Niger. Un an après son arrestation, Moussa Tchangari toujours en prison

Cette image est une peinture colorée et abstraite. On y voit des formes géométriques variées, principalement des cercles, des lignes et des figures humaines stylisées. Les couleurs sont vives et contrastées : des oranges, des verts, des bleus, et des jaunes, créant un dynamisme visuel. Les personnages semblent interagir, chacun occupant une place bien définie dans la composition. Les contours sont marqués, ajoutant une dimension graphique qui attire l'œil. L'ensemble évoque une atmosphère énergique et joyeuse.
Peak of the Drum, de Wumight.
© The Niger Bend

DANS L’ACTU

AU NIGER, LA SOCIÉTÉ CIVILE ATTEND LA LIBÉRATION DE L’INFATIGABLE MOUSSA TCHANGARI

À 56 ans, Tchang, comme on le surnomme affectueusement au Niger arrêté chez lui il y a un an, a été de toutes les batailles. Ses amis se souviennent du militant qu’il était déjà au lycée puis, étudiant en philosophie, à l’orée des années 1990, dans la vague du mouvement scolaire qui allait renverser, non sans sacrifices en vies humaines, les héritiers du général Seyni Kountché et de son régime d’exception. Révolutionnaire, marxiste, très attaché au milieu kanouri, dans l’extrême est du Niger, qui l’a vu naître, Moussa Tchangari a participé à la Conférence nationale qui a fracturé le glacis du parti unique pour accoucher du multipartisme et de la démocratie.
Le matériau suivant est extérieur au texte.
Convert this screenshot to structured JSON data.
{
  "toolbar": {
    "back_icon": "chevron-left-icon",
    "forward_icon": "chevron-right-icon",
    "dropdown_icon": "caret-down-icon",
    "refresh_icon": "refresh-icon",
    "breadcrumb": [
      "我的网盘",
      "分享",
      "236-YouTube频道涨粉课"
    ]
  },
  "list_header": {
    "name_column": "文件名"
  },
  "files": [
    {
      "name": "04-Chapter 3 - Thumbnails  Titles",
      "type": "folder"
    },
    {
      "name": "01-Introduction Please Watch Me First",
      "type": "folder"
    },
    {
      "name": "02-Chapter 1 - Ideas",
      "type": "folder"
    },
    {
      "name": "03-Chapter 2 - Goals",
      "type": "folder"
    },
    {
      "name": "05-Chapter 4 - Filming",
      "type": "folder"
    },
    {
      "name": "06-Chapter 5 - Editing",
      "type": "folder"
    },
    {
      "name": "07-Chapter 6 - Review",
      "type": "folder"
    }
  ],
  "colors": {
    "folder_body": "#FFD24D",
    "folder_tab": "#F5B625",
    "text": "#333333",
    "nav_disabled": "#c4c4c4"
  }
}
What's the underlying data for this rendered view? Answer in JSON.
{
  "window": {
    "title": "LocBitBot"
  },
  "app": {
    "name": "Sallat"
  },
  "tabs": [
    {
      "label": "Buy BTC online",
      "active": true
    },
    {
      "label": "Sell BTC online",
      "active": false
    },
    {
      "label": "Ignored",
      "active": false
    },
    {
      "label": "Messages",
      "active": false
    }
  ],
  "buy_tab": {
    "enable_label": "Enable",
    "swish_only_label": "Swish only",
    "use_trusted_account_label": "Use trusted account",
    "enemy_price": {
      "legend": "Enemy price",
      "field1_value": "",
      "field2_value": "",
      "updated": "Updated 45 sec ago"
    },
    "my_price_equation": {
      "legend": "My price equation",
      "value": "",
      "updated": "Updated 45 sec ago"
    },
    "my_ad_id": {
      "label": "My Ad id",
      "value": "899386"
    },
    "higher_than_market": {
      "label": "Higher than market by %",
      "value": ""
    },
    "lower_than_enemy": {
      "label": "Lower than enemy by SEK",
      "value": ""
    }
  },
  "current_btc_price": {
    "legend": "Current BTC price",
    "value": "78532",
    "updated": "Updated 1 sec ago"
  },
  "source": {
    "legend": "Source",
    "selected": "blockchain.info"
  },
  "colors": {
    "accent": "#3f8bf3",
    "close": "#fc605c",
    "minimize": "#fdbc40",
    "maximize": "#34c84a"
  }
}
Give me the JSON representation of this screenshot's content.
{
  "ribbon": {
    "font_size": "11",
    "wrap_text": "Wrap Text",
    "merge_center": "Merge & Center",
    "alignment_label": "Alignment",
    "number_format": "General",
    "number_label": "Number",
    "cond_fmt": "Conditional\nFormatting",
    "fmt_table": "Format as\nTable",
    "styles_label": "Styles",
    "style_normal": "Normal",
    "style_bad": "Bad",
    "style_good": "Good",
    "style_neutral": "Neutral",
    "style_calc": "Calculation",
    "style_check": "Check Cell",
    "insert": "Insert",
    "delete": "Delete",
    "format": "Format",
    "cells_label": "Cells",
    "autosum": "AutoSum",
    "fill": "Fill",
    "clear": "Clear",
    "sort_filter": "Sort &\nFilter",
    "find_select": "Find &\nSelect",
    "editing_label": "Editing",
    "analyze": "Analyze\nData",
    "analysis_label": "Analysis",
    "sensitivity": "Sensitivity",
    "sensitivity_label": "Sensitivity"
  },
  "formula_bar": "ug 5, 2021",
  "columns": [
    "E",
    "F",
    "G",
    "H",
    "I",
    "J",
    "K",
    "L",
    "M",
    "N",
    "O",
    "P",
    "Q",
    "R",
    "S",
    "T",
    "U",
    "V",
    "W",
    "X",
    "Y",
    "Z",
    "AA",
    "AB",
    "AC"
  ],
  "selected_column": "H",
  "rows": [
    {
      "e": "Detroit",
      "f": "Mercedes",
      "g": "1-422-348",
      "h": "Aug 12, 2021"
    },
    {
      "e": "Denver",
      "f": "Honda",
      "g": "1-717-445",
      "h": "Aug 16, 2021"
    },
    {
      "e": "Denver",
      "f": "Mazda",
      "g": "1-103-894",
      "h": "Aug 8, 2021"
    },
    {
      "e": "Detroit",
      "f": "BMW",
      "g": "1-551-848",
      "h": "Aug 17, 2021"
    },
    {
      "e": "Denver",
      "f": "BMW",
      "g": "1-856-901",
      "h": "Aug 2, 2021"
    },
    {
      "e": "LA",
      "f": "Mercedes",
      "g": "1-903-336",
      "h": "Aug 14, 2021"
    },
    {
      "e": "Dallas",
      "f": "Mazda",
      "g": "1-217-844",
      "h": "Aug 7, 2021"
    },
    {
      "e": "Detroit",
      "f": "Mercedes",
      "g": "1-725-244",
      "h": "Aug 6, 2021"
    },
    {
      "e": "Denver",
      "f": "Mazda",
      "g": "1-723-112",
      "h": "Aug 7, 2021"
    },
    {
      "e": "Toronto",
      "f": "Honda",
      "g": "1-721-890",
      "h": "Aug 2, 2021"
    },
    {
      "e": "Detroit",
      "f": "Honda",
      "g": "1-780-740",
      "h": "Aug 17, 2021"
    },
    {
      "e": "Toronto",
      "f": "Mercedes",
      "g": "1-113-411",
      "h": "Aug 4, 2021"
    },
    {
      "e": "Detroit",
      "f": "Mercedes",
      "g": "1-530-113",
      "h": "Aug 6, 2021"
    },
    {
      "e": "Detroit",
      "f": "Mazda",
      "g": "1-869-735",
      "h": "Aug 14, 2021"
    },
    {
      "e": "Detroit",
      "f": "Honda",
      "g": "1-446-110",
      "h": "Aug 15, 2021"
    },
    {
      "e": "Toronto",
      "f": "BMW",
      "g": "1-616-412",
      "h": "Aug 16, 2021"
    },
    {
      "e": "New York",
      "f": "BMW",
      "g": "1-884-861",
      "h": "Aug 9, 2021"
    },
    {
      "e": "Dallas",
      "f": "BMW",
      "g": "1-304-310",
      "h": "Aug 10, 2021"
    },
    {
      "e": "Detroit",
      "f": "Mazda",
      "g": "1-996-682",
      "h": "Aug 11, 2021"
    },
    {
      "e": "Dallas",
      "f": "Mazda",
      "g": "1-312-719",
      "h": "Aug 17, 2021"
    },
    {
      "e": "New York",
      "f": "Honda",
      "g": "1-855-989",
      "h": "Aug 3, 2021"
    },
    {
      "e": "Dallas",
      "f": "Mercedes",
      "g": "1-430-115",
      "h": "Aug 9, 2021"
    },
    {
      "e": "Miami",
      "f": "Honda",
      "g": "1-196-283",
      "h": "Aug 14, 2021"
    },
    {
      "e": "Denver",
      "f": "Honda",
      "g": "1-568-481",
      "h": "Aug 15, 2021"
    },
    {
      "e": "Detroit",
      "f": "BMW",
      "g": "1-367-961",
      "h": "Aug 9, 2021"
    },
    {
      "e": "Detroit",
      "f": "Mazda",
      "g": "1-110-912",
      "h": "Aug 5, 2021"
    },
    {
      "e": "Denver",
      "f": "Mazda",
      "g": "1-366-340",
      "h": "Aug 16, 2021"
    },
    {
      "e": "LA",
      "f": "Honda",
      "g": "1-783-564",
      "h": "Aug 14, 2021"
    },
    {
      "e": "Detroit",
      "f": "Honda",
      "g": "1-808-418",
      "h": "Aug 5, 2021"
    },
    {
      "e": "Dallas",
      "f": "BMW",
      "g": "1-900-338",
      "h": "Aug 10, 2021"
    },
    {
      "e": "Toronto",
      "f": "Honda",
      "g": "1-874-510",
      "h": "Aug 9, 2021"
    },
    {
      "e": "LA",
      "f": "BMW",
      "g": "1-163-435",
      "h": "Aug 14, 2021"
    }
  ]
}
Les étudiants y étaient présents en nombre. Mais, très vite, Tchangari se consacre aux droits humains, fondant en 1991, avec d’autres, l’Association nigérienne de défense des droits de l’homme (ANDDH) qui a joué un rôle décisif dans les combats pour les libertés publiques jusqu’à la fin des années 2000.

Après une carrière de journaliste portée par une plume brillante et érudite, il crée en 1994 sa propre structure, entre éducation populaire et école militante : Alternative Espace Citoyens. Plusieurs figures des médias, de la société civile et même de la politique sont issues de ce creuset où ont fleuri des radios associatives, des films, des journaux et d’inlassables programmes de formation citoyenne.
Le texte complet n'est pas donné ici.